On lui tira sa chaise, et sans qu’elle ne la demande, le maître d’hôtel lui servit une coupe de champagne rosé.

— À tout à l’heure, Madame…

Et il sortit.

Le silence… Non, pas tout à fait, une très légère musique classique semblant irréelle était là depuis le début, mais elle n’en prenait conscience que maintenant. Il faisait jour et les arbres, par la fenêtre, étaient immobiles. On n’entendait pas la rue. Juste… Brahms, elle aurait dit…

— Vous aimez Brahms ?

La question venait de la porte, dans son dos.

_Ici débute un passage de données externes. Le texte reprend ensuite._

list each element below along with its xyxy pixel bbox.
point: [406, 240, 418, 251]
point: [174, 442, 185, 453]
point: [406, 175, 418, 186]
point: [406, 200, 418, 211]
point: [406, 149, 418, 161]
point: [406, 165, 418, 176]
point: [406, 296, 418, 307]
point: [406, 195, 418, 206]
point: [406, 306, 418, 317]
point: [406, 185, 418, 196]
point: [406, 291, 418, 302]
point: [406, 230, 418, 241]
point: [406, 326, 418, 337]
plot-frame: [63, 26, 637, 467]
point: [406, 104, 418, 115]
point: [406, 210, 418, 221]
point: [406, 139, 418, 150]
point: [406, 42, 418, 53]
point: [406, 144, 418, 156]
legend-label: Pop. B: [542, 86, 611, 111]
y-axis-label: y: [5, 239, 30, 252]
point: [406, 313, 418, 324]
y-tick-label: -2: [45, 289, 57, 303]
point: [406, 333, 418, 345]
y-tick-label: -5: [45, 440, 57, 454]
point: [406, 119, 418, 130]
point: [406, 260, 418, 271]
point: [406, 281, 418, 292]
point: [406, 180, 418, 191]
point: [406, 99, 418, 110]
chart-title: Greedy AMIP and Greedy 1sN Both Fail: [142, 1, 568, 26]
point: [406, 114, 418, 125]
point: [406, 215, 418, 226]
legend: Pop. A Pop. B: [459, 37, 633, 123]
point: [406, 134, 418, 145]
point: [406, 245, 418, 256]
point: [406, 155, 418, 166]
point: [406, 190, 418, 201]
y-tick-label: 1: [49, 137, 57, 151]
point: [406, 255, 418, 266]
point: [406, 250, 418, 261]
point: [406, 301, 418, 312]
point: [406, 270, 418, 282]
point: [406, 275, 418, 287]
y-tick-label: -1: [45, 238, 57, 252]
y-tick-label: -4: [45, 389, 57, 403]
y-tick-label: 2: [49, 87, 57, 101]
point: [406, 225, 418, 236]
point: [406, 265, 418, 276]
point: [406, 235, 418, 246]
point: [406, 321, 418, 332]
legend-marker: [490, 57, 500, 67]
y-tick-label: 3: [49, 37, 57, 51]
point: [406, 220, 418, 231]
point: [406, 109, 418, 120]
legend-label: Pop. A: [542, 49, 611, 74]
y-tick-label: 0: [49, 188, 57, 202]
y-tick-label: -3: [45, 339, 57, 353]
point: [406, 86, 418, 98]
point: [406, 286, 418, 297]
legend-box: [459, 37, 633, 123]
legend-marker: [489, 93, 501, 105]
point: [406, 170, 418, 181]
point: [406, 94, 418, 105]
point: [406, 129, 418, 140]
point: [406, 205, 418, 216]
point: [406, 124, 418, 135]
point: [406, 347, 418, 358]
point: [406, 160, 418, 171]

Elle ne voulut pas se retourner. La voix… La voix était différente de ce qu’elle imaginait, ou espérait. Claire, avec force, mais pas forte… Elle répondit :

— Ici, oui…

J’espérais.

— Que j’aime Brahms ?

Oui.

Cette voix la dérangeait, comme la photo, sur son ordi… Inattendue.

Puis-je me joindre à vous ?

— C’est-à-dire…

En se retournant, elle comprit aussitôt pourquoi cette voix la perturbait. Non en fait, elle ne la dérangeait pas, mais elle n’était pas celle qu’elle espérait.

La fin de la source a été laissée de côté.